Throughout the duration of the Bush years, any and all opponents of these policies were shouted down as being with the terrorists -- undermining American security and endangering the troops, while evildoers were lurking under our beds ready to spring forth and crash airplanes into everything. In those years, patriotism was defined by the speed and vigor by which we gave up our civil liberties in lieu of a lot of extra security. This mantra was defined, branded and codified by the Republican Party.

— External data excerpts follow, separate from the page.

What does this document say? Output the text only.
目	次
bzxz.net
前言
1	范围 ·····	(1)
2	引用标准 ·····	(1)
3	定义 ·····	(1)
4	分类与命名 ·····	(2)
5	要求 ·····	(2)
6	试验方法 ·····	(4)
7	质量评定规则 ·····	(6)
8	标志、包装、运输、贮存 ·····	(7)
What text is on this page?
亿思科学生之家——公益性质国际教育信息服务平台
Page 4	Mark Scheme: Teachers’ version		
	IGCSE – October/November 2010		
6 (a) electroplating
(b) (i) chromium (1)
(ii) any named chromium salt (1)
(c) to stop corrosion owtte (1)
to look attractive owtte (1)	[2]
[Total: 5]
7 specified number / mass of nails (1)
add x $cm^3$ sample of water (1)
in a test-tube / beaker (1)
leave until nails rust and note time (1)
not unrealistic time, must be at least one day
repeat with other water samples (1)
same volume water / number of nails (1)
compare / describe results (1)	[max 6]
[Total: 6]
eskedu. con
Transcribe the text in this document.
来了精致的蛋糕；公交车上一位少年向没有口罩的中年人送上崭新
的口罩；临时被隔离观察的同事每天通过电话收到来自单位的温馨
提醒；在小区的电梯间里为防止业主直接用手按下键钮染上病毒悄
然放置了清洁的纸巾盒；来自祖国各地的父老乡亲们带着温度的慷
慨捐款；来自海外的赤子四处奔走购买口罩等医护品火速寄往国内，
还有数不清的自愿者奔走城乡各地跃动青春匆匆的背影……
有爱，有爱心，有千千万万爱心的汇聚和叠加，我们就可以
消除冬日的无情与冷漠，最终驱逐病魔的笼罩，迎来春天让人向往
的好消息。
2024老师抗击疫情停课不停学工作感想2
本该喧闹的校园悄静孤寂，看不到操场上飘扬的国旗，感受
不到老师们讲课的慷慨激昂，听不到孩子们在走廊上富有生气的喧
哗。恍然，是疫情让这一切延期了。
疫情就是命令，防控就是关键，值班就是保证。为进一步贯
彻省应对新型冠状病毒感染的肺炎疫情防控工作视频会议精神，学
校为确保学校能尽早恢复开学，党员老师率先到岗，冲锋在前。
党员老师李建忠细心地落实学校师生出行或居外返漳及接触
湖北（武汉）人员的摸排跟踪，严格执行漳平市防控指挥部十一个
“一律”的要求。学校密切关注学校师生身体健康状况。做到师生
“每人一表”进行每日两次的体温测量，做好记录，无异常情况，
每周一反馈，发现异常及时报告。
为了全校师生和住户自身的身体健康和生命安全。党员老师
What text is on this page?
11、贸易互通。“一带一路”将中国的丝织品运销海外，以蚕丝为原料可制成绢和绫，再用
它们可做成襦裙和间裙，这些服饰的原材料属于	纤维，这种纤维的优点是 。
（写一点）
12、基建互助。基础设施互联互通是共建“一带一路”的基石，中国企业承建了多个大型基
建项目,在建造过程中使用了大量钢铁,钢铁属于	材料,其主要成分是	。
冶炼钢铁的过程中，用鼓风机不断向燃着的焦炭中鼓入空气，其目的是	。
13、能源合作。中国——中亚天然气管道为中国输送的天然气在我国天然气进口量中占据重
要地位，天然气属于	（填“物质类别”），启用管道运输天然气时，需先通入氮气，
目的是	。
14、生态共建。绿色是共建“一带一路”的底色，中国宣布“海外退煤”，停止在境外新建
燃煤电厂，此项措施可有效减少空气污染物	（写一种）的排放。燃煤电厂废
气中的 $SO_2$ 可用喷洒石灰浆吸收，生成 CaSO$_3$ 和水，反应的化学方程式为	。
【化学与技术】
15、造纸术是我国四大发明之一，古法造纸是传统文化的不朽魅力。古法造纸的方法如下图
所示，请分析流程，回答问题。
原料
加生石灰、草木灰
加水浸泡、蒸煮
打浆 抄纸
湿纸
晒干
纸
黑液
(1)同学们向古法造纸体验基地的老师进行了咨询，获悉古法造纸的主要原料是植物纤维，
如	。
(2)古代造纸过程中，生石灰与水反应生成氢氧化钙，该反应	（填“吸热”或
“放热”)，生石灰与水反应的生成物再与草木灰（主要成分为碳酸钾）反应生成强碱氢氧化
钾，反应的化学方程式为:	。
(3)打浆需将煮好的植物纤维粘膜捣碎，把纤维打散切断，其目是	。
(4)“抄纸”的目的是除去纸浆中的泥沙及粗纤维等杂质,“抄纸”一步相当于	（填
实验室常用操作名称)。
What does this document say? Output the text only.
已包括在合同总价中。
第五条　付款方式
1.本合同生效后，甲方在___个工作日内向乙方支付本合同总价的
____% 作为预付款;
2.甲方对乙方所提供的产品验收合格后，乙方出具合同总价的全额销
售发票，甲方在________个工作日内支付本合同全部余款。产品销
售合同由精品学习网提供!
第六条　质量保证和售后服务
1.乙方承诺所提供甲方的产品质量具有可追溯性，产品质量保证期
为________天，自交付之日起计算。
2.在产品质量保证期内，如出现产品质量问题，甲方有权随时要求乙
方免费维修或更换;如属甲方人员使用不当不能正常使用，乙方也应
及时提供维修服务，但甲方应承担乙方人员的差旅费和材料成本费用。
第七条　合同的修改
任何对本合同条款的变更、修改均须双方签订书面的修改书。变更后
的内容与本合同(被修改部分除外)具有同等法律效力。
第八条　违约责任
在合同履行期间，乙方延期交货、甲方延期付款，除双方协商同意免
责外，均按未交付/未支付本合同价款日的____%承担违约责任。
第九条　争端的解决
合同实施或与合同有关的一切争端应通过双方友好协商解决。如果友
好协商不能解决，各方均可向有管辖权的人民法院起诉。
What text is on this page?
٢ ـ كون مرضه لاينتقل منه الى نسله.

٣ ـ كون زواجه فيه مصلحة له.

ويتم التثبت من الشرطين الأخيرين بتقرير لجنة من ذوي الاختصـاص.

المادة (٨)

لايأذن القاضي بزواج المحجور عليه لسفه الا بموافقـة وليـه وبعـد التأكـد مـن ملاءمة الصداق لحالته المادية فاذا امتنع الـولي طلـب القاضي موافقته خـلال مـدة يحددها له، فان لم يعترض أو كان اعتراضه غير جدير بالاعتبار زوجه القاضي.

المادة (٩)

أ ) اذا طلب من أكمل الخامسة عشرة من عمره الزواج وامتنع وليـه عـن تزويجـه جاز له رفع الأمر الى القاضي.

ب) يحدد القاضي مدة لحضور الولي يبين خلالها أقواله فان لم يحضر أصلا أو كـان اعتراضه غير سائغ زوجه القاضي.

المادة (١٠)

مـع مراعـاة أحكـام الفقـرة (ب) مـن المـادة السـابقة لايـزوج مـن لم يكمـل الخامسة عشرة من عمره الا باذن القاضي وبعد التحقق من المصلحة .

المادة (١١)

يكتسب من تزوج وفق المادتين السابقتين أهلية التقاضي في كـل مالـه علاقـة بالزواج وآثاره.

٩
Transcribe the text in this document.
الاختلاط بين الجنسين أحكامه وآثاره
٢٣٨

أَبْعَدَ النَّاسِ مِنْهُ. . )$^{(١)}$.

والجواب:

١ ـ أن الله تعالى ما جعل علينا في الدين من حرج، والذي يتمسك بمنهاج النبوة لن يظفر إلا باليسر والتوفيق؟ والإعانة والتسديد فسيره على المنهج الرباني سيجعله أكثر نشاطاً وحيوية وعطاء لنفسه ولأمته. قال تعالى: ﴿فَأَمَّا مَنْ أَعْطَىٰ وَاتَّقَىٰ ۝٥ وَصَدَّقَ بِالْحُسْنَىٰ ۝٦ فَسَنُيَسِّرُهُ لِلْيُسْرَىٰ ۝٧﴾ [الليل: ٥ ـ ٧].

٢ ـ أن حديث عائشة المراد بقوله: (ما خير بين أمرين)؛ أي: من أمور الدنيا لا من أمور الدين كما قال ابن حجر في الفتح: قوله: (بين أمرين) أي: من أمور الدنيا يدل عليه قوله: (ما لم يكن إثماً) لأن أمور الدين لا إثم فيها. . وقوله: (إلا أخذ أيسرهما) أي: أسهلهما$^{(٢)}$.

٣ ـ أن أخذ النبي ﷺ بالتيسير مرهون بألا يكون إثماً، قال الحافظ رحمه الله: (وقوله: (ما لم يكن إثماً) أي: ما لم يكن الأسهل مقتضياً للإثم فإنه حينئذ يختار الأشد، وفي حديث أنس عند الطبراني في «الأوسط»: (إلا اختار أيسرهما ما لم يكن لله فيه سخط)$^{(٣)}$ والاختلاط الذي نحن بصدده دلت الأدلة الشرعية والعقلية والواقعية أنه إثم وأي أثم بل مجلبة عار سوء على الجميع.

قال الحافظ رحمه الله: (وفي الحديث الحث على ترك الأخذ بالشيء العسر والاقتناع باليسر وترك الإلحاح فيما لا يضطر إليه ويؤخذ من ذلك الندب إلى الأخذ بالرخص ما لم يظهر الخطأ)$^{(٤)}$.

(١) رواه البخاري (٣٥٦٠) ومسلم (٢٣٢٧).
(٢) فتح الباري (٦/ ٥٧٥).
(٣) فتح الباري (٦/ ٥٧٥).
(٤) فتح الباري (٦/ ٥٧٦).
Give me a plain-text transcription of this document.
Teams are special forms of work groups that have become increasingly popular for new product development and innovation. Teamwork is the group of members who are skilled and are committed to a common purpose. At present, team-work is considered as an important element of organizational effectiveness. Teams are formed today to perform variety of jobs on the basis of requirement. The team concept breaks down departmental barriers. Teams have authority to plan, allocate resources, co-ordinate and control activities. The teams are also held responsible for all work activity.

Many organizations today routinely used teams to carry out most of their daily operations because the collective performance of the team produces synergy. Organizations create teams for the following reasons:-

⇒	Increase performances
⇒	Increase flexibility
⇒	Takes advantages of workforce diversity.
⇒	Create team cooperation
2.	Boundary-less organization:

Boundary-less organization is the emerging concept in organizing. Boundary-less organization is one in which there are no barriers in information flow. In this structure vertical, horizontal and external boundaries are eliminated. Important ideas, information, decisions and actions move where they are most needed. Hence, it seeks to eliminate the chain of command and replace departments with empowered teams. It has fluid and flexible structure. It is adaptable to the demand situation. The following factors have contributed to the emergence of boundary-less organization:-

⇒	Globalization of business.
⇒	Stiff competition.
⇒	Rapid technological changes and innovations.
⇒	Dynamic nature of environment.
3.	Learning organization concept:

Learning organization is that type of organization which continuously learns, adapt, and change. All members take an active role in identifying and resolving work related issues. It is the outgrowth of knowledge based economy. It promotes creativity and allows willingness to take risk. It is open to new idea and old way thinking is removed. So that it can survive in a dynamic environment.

The post-9/11 maxim "either you're with us, or you are with the terrorists" wasn't the concoction of Michael Moore or Barack Obama or Hillary Clinton or Janet Napolitano. It was entirely the purview of the Drudge-ruled authoritarian universe of fear and cowardice. And make no mistake: cowardice is precisely what it was -- cry-baby cowardice masked by flag-waving machismo in support of a military-industrial-security complex that earned billions in profits on investments ranging from the invasion and occupation of Iraq to the production and deployment of body scanners. Rather than standing firm and upholding American values, the far-right embraced cowardice and set us on a course that's become so deeply embedded into our political culture that it's going to take many more years to unravel.

So as you observe the coming months and years of brain-melting scandal coverage surrounding these topics, blame a Republican. It's okay. They deserve it.